Nie wiem, czy to tylko ja tak mam, ale nie zaczynam robić rzeczy które chciałabym sama dla siebie zrobić, bo inne rzeczy wpychają mi się w kolejkę. Ale jak już coś zacznę to to kończę, więc jak zacznę te projekty to już nie będzie odwrotu i je zrobię :D

Na początku miesiąca będę sięgać codziennie po inny projekt i rozpocznę lub będę kontynuować nad nim pracę przez 24 godziny. Kiedy każdy jeden zostanie przeze mnie ruszony przejdę do bardziej luźnego podejścia i będę pracować: 
A. Nad czymś małym co szybko mogę ukończyć i zmniejszyć liczbę rozpoczętych prac,
B. Nad większym projektem nad którym bardzo przyjemnie będzie mi się pracowało i nie będę miała ochoty się z nim rozstawać. 
C. Kiedy zostaną mi same duże projekty będę co tydzień wymieniać projekt, żeby mi się nie przejadło patrzenie ciągle na to samo i żeby w każdym było widać postęp.

Oczywiście zaznaczam, że nie wykluczam rozpoczęcia jeszcze czegoś w międzyczasie ;)

Ciekawe?

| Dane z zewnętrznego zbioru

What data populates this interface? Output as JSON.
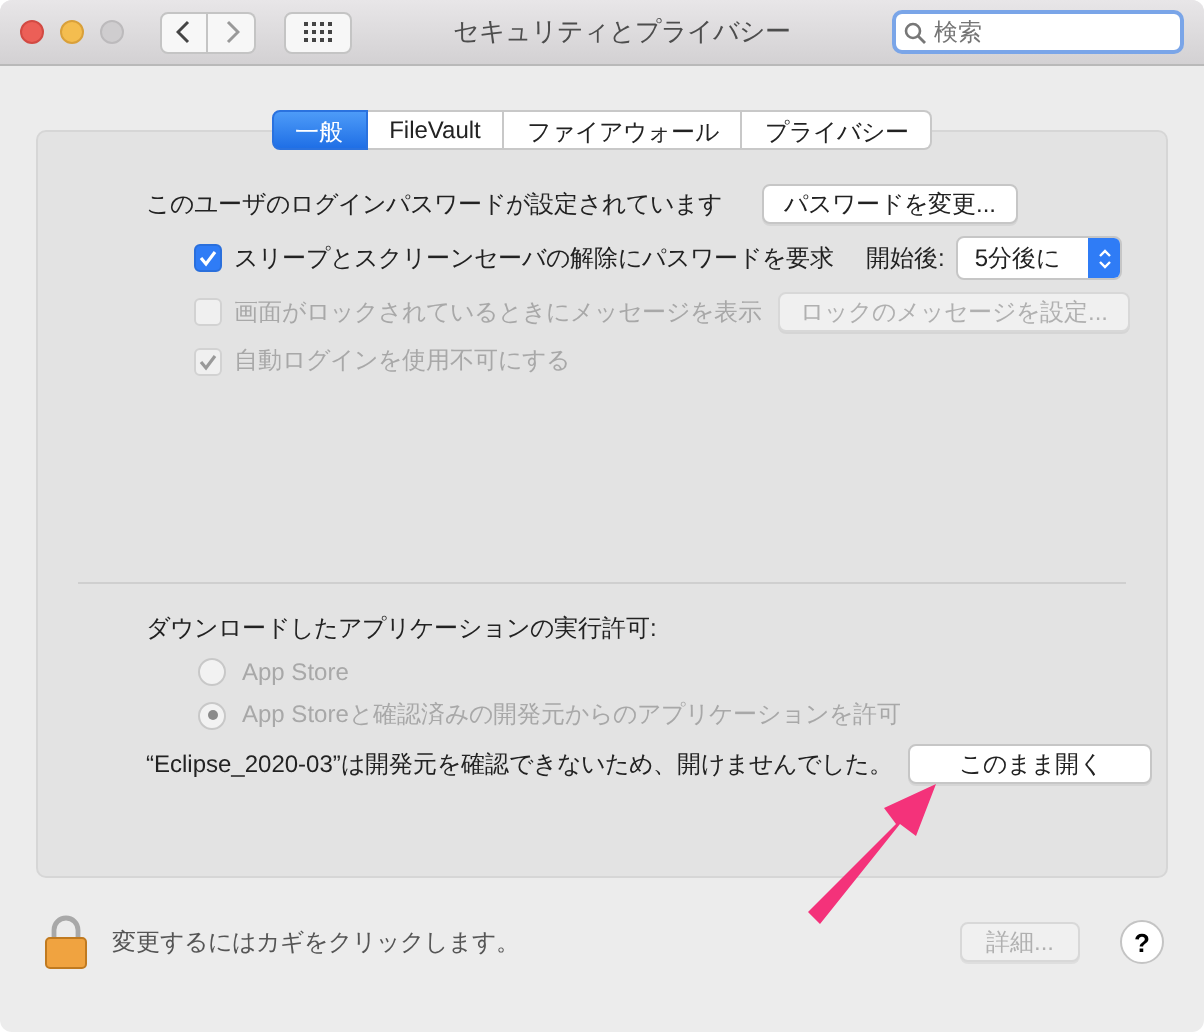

No to zaczynamy! Kolejność jest przypadkowa, więc nie przywiązujcie do niej wagi ;) 

1. Country kitchen, wzór z CrossStitchera nr 209 Będzie z pewnością słodko wyglądał na tej kropkowanej aidzie 14 ct :) Zrobić go mam ochotę odkąd kupiłam gazetkę prawie 5 lat temu :P



2. HAED freebie Ice Princess- ja haftuję tylko portret bez tła, więc powinno się szybko dać ukończyć tę pracę :)

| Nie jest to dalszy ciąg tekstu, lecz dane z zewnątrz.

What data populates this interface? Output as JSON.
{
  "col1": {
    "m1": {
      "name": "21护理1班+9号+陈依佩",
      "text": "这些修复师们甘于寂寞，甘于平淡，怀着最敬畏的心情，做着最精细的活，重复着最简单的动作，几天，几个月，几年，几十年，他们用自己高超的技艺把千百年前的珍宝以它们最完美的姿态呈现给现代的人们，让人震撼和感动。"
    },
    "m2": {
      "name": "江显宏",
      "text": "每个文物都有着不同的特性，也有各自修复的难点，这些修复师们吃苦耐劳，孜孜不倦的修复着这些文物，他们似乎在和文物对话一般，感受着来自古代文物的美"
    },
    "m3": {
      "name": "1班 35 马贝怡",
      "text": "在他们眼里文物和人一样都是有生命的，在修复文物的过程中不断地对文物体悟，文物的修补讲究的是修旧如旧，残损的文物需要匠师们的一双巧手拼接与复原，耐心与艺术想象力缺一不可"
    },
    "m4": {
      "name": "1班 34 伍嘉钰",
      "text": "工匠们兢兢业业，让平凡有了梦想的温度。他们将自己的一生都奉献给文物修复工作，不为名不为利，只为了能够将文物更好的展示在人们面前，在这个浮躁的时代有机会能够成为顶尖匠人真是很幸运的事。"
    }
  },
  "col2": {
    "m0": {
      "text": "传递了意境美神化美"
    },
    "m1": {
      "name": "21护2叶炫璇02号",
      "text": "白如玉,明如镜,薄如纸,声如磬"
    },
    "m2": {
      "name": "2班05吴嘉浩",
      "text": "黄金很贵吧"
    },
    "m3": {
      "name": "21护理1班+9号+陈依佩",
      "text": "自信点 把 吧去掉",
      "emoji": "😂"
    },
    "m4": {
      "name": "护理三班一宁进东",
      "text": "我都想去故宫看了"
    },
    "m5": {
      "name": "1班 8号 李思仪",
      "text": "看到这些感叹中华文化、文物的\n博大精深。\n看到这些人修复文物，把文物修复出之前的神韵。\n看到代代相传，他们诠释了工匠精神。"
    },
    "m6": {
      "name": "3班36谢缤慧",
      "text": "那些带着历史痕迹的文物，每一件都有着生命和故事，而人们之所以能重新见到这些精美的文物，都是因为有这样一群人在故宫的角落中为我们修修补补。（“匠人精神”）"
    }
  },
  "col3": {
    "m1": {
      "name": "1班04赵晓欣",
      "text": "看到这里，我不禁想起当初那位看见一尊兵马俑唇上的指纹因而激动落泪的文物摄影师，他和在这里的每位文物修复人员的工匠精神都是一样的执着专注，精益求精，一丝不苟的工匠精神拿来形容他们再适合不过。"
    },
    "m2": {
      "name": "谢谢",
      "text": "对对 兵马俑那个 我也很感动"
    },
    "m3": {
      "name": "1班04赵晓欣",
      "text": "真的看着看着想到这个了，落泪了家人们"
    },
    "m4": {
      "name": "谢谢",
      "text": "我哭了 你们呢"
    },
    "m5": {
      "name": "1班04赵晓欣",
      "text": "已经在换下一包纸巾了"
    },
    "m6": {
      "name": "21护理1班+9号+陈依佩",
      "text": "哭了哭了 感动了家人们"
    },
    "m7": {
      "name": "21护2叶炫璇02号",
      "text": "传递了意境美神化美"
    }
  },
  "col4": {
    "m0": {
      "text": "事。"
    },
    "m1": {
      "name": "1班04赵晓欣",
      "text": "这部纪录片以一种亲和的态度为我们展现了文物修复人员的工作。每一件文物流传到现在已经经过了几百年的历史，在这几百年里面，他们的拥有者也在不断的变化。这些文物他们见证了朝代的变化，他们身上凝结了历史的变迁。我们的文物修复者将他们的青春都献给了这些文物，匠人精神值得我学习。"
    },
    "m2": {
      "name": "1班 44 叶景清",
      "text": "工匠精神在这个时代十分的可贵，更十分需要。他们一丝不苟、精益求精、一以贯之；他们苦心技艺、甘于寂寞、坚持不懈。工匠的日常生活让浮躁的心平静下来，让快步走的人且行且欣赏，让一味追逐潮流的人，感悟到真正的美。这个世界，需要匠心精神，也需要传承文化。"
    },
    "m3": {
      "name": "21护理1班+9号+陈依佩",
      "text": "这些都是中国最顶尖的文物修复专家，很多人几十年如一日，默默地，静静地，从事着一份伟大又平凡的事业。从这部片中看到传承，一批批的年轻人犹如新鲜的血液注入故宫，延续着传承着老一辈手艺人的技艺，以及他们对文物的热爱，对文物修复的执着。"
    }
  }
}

3. SAL Kolorowanka- na grupie jest pani prowadząca sklep z wzorami (artecy.com) i specjalnie dla nas stworzyła wzór do haftu na podstawie kolorowanki dla dorosłych. Najpierw zrobimy całe kontury, a potem będziemy wypełniać kolorami według własnego uznania :) Wzór jest niespodzianką, wiem tylko, że to wzór kwiatowy, więc nie mogę wam pokazać co to będzie :)


4. Biała róża VE z jednej z posiadanych przeze mnie książek tej autorki. Będę ją haftować na lnie w kolorze piasku, już nie mogę się doczekać :)



5. HAED Wisdom autorstwa Toma Allena. Nie jest mały, ale nie robi się w nim tła :) Docelowo ma być prezentem na zakończenie 3 klasy dla wychowawczyni Kuby. Żeby nie było, dostanę zwrot kasy za materiały i może jakiś bonus ;) Będę haftować na płócienku 28ct 1x1 pełnym krzyżykiem, a samo płócienko od Fabric Flair ma nadruk przypominający niebo, będzie więc wyglądać słodko :) I można ją będzie uprać na koniec :)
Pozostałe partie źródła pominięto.